Subprime mortgages, which have been increasingly popular in recent years, carry a higher interest rate and are offered to borrowers who often have a poor credit history and lower incomes. While the loans have helped to increase home ownership, they have been at the center of a recent surge in mortgage defaults.
Still, loan denials nationwide were more frequent among minorities. For example, Citigroup denied applications from blacks 2.10 times more frequently than those of whites and it denied mortgage applications for Latinos 1.84 times more frequently.
Wells Fargo, with nearly 20 percent of its 2006 mortgages in the subprime category, denied the applications of blacks 1.72 times more frequently than whites, while denying those of Latinos 1.57 times more frequently, according to Lee’s group.
The bank said race was not a factor in its loan pricing and said regulators have studied the data for signs of biased lending.
“The Federal Reserve has repeatedly emphasized that the limited data analyzed in the report cannot support a conclusion that lending practices are discriminatory,” a spokesman for Wells Fargo said.
Lee and other community activists for years have pushed for stricter fair lending standards, fearing that predatory lenders prey on the poorer minorities.
On Wednesday, national civil rights groups called for an immediate moratorium on foreclosures in subprime loans, noting that the bulk of them are made to minorities.
“As foreclosures continue to rise on subprime mortgages, a disproportionate share of the harm falls on African-American and Latino homeowners and the neighborhoods where they live,” said the groups which include the NAACP and the National Fair Housing Alliance.
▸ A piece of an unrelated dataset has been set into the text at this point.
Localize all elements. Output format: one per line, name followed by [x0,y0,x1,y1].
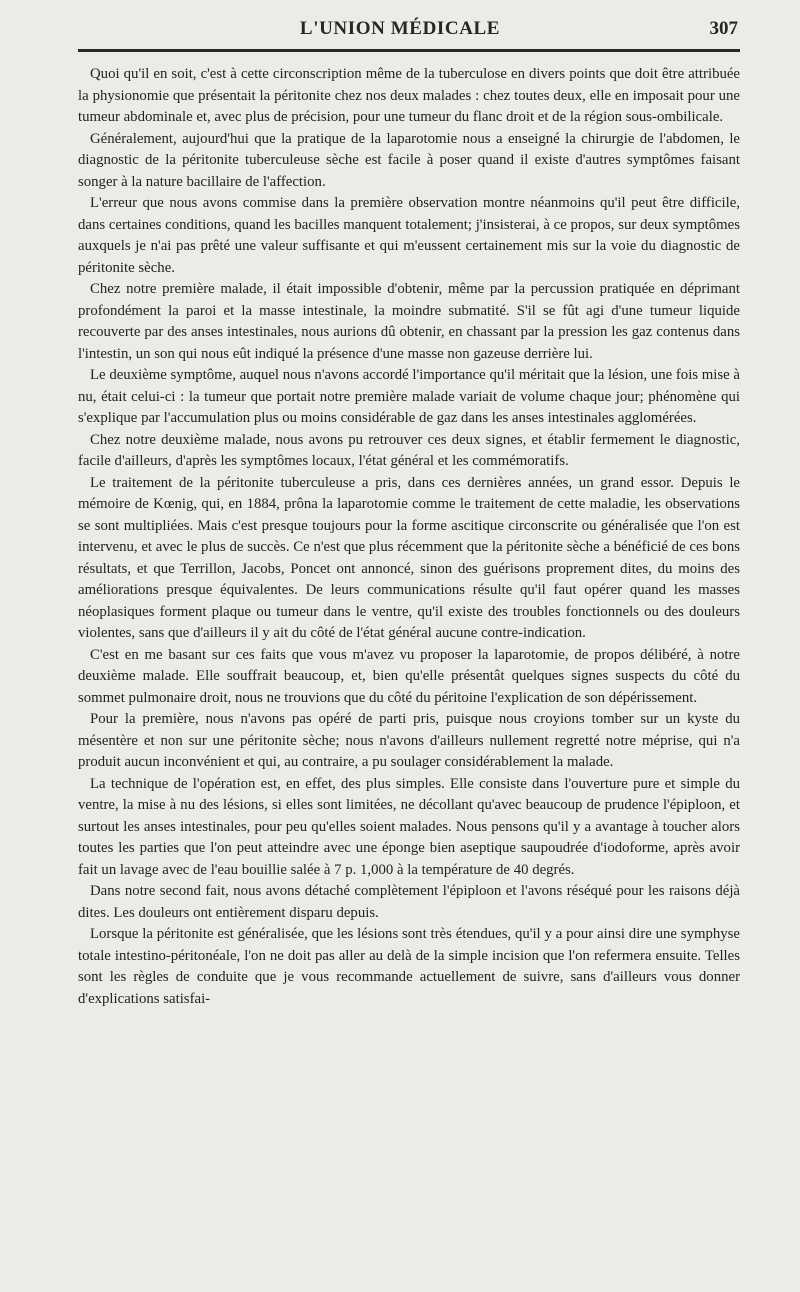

Some 40 percent of Latino families and more than half of African Americans who receive home loans get higher-cost mortgages, predominately subprime loans, those groups said.
To date, an estimated 1.5 million homeowners are facing foreclosure, according to research firm RealtyTrac, and Congress is now looking at tighter lending standards to protect unwary Americans from taking on loans that cannot afford.
Larger banks, Lee says, tend to set up their subprime lending shops in poorer neighborhoods. While they make credit available to riskier borrowers who have poor credit quality, these lenders tend to sell minorities these pricier loans regardless of credit quality, Lee says.
“Where the rubber will meet the road will be in how the Federal Reserve and other agencies act on specific disparities at specific lenders,” said Lee.
HSBC sold 6,295 super high-cost loans that were at least 8 percentage points over comparable Treasury securities, or more than 12 percent interest on a 30-year mortgage in 2006 and about double the average for a borrower with the best credit.
HSBC, with 63 percent of its mortgages in the subprime sector last year, said it reviewed its lending practices and the bank was “confident that we are treating our customers fairly and with integrity,” said Kat Hurham, a spokeswoman for
Even with the housing downturn, predatory lending is a still-growing problem, impacting not only homebuyers but also consumers, said Lee.
He warned that black and Hispanic borrowers taken together are much more likely than non-Hispanic white borrowers to obtain credit from institutions that report a higher frequency of higher-priced loans.
“It may be more symptomatic of a more serious issue,” Lee said. “These patterns may stem, at least in part, from borrowers being steered to lenders or to loans that offer higher prices than the credit characteristics of these borrowers warrant,” Lee said.